As far as physical health, because I have inflammatory bowel disease, which resulted in needing to have most of my colon removed in my early 20s, people are not shy to weigh in on that either. My former best friend was a vegetarian — always pushing veggies my way, even though I had made it abundantly clear that raw vegetables (and many cooked ones too) did more harm than good with my new digestive system. There were a select few vegetables I could indulge in, but for the rest of my nutrition needs I had come to rely on smoothies and supplements over risking another intestinal obstruction. I had a complicated surgery and lost many friends when I spent months in the hospital. When I finally did go out and see those friends, I had lost many pounds and relied on a PICC line for most of my hydration because of a poorly placed temporary ileostomy. But I hadn’t seen them in months. It had been a really tough time, and it was a collective birthday party for three of my closest friends, and we were going on a modest lake cruise. In my mind, the event had “positive experience” written all over it. I thought, “It’ll remind me why I’ve been fighting so hard for my life, it’ll be so rewarding to see everyone again!”
It had been over five months since my last surgery and the feedback I received was less than encouraging. I had one friend who insisted that I looked fabulous, even though I was bony, pale, and had enormous bags under my eyes.
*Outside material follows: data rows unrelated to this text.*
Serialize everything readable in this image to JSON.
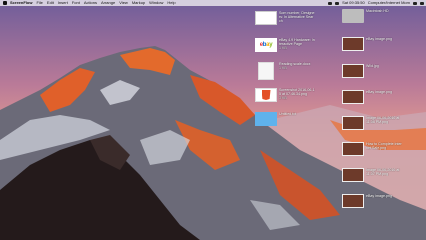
{
  "menubar": {
    "app_name": "ScreenFlow",
    "menus": [
      "File",
      "Edit",
      "Insert",
      "Font",
      "Actions",
      "Arrange",
      "View",
      "Markup",
      "Window",
      "Help"
    ],
    "clock": "Sat 09:35:50",
    "user": "Computer/Internet Mom"
  },
  "desktop": {
    "icons": [
      {
        "id": "a",
        "label": "Som number, Designers: In Alternative Search",
        "size": "",
        "thumb": "blank-doc-icon"
      },
      {
        "id": "b",
        "label": "eBay 4.9 Hardware: Interactive Page",
        "size": "1 KB",
        "thumb": "ebay-icon"
      },
      {
        "id": "c",
        "label": "Reading scale.docx",
        "size": "1 KB",
        "thumb": "document-icon"
      },
      {
        "id": "d",
        "label": "Screenshot 2016-06-15 at 07.46.34.png",
        "size": "3 KB",
        "thumb": "html5-icon"
      },
      {
        "id": "e",
        "label": "Untitled.txt",
        "size": "",
        "thumb": "blue-doc-icon"
      },
      {
        "id": "f",
        "label": "Macintosh HD",
        "size": "",
        "thumb": "hard-drive-icon"
      },
      {
        "id": "g",
        "label": "eBay image.png",
        "size": "",
        "thumb": "screenshot-icon"
      },
      {
        "id": "h",
        "label": "Wild.jpg",
        "size": "",
        "thumb": "screenshot-icon"
      },
      {
        "id": "i",
        "label": "eBay image.png",
        "size": "",
        "thumb": "screenshot-icon"
      },
      {
        "id": "j",
        "label": "Image 06-06-2016 at 11.08 PM.png",
        "size": "",
        "thumb": "screenshot-icon"
      },
      {
        "id": "k",
        "label": "How to Complete Internet Sale.png",
        "size": "",
        "thumb": "screenshot-icon"
      },
      {
        "id": "l",
        "label": "Image 06-06-2016 at 11.07 PM.png",
        "size": "",
        "thumb": "screenshot-icon"
      },
      {
        "id": "m",
        "label": "eBay image.png",
        "size": "",
        "thumb": "screenshot-icon"
      }
    ]
  }
}
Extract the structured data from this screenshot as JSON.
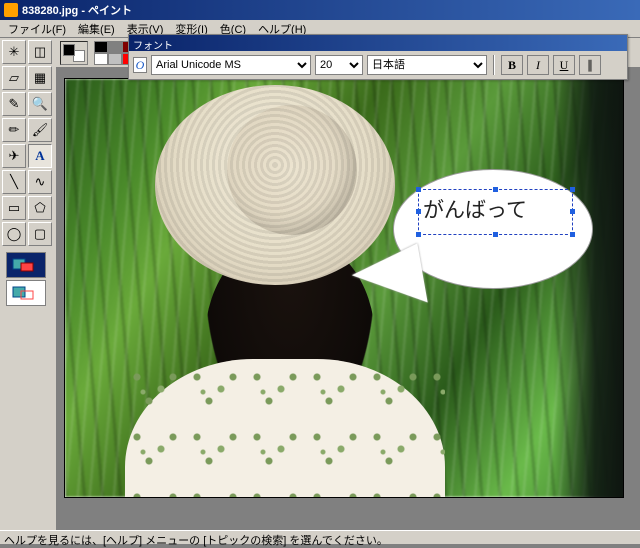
{
  "window": {
    "title": "838280.jpg - ペイント"
  },
  "menu": {
    "file": "ファイル(F)",
    "edit": "編集(E)",
    "view": "表示(V)",
    "image": "変形(I)",
    "colors": "色(C)",
    "help": "ヘルプ(H)"
  },
  "font_toolbar": {
    "title": "フォント",
    "font": "Arial Unicode MS",
    "size": "20",
    "charset": "日本語",
    "bold": "B",
    "italic": "I",
    "underline": "U"
  },
  "tools": [
    {
      "name": "free-select",
      "glyph": "✳"
    },
    {
      "name": "rect-select",
      "glyph": "◫"
    },
    {
      "name": "eraser",
      "glyph": "▱"
    },
    {
      "name": "fill",
      "glyph": "▦"
    },
    {
      "name": "eyedropper",
      "glyph": "✎"
    },
    {
      "name": "magnifier",
      "glyph": "🔍"
    },
    {
      "name": "pencil",
      "glyph": "✏"
    },
    {
      "name": "brush",
      "glyph": "🖌"
    },
    {
      "name": "airbrush",
      "glyph": "✈"
    },
    {
      "name": "text",
      "glyph": "A",
      "active": true
    },
    {
      "name": "line",
      "glyph": "╲"
    },
    {
      "name": "curve",
      "glyph": "∿"
    },
    {
      "name": "rectangle",
      "glyph": "▭"
    },
    {
      "name": "polygon",
      "glyph": "⬠"
    },
    {
      "name": "ellipse",
      "glyph": "◯"
    },
    {
      "name": "rounded-rect",
      "glyph": "▢"
    }
  ],
  "palette_top": [
    "#000000",
    "#808080",
    "#800000",
    "#808000",
    "#008000",
    "#008080",
    "#000080",
    "#800080",
    "#808040",
    "#004040",
    "#0080ff",
    "#004080",
    "#4000ff",
    "#804000"
  ],
  "palette_bot": [
    "#ffffff",
    "#c0c0c0",
    "#ff0000",
    "#ffff00",
    "#00ff00",
    "#00ffff",
    "#0000ff",
    "#ff00ff",
    "#ffff80",
    "#00ff80",
    "#80ffff",
    "#8080ff",
    "#ff0080",
    "#ff8040"
  ],
  "text_edit": {
    "content": "がんばって"
  },
  "status": "ヘルプを見るには、[ヘルプ] メニューの [トピックの検索] を選んでください。"
}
At that same event, I had an acquaintance say, “Kelsey, you’re here!” I responded, “Yep, I’m alive, can you believe it?!” To which he replied, “Yes, alive and drinking, I’m sure your doctors are really happy about that.” My jaw may have actually hit the floor, I’m not sure. In my mind, I had pushed him off the dock and was handing my IV bag to my tallest friend, saying, “Here. Hold this,” as I jousted him off the dock and kept him from climbing back up with my portable IV pole. A satisfying fantasy, but too violent for real life actions. In reality, I just ran to my other friend crying about it.
Years after my final surgery, I was still having issues with food. First of all, I had to relearn which foods upset me, not to mention my own eating disordered past looming over every bite I took. Then health became trendy. Coconut water tripled in price and Whole Foods employees far and wide were begging me to drop gluten. A former friend gave me a speech, “Kelsey! I don’t understand what you don’t understand! Your stomach hurts. You eat so poorly!” I’m mincing words here, suffice it to say I got a lot of diet advice from some very rude and pushy vegans, vegetarians, and paleo followers. They were so excited to tell me their miracle cure, they forgot I had feelings — and an oversized sensitivity chip.
Unfortunately, their words have stuck with me, but it’s when you give them power that you begin to lose yourself in all the criticism and judgment. You need not thank these people for their sage advice. They do not deserve a second thought, they have not earned the right to be that critical voice in your head. Knock them off their pedestals, not by lashing out or seeking revenge, but by carrying on as if they didn’t say a damn thing. Stay true to what is in your heart, honor that. No one knows what it means to carry your burden but you. You may not have a house, husband, or child to flaunt at this point, but you have your life. It may not feel like much, but it is everything. You are your biggest achievement. Keep fighting for you. Right now it may feel trivial, but your future self will thank you. The people out there who have not fought for their lives, those who have judged you (but not struggled with their own loss, illness, or heartbreak), have absolutely no idea how much we, the mighty, have achieved.